Professional guinea pigs look for locations that have televisions, video games and wireless Internet access. One Philadelphia veteran had a $1500 payoff for three days at a university hospital and two endoscopies in a hotel-like environment. But there are also historical tragedies such as with a Miami-Dade County facility that, in May of 2006, was cited for health violations and ethically dubious conditions and cost the firm, SFBC International, millions of dollars in a class action law suit. The downtrodden neighborhood it was held in housed six hundred and seventy-five beds holding many illegal immigrants, eight subjects to a room.

FDA regulations require that any study in support of a new drug be approved by an IRB, an institutional review board. But with big money to shepherd in new drugs comes big attempts at corruption and payoffs. The Office for Human Research Protections in the Department of Health and Human Services has jurisdiction only over research funded by the department.

Enrollment: At enrollment recruiters are supposed to review and ask subjects to sign various documents but if they have a financial incentive to provide people, they push through anyone. Oftentimes when a serial guinea pig wants in on a trial, they will not admit to having recently taken other drugs. Mostly, the motivation for doing studies is purely financial in many aspects, and there are also extra financial incentives for the study participants to stay in and complete the trial. With no one having altruistic feelings about the work, healthy volunteers juggle the risks against the payoff and the ethical question remains: what happens when everyone involved sees it as a money-making enterprise?

Tips for Those Considering the Option

If you are contemplating being in a trial, ensure that you retain the right to sue for adverse effects and maintain the right to withdraw from a trial at any time. Roberto Abadie, an anthropologist who studied human volunteers and is author of The Professional Guinea Pig: Big Pharma and the Risky World of Human Subjects says after his year in the field—volunteers underestimate their long-term risks and universities should do more to protect them.

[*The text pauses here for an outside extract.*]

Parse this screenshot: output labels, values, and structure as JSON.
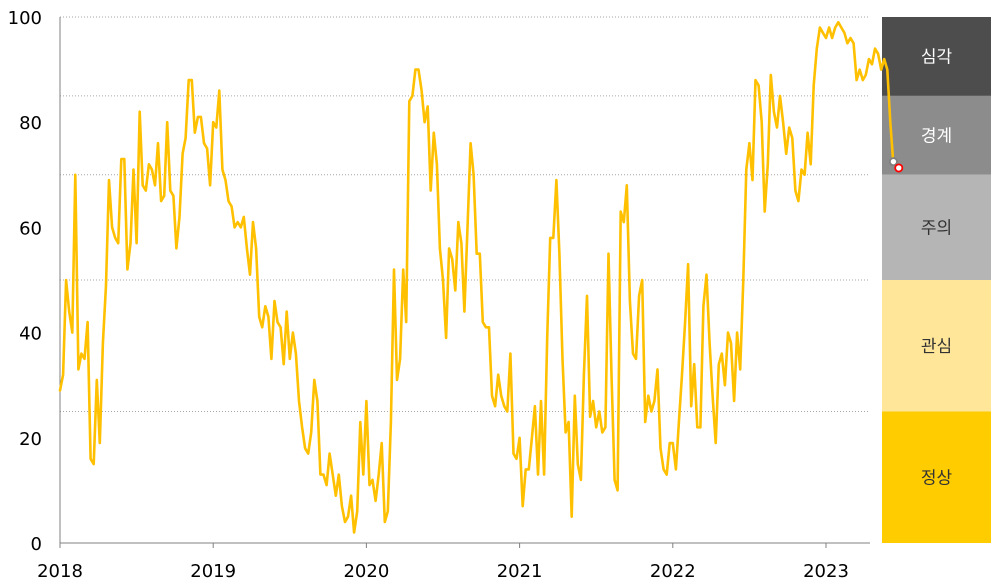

Carl Elliott writes in his book, White Coat, Black Hat: Adventures on the dark Side of Medicine, that, in our patchwork-style regulatory system, no one is keeping track about how many injuries and deaths befall healthy subjects in clinical trials. Nobody is monitoring the effect that so many trials have on the health of serial guinea pigs, and nobody is even entirely certain whether trials generate reliable data. And, unfortunately, according to a recent John Hopkins study, the vast majority of already published and relevant clinical trials of a given drug, device or procedure, are routinely ignored by scientists conducting new research on the same topic.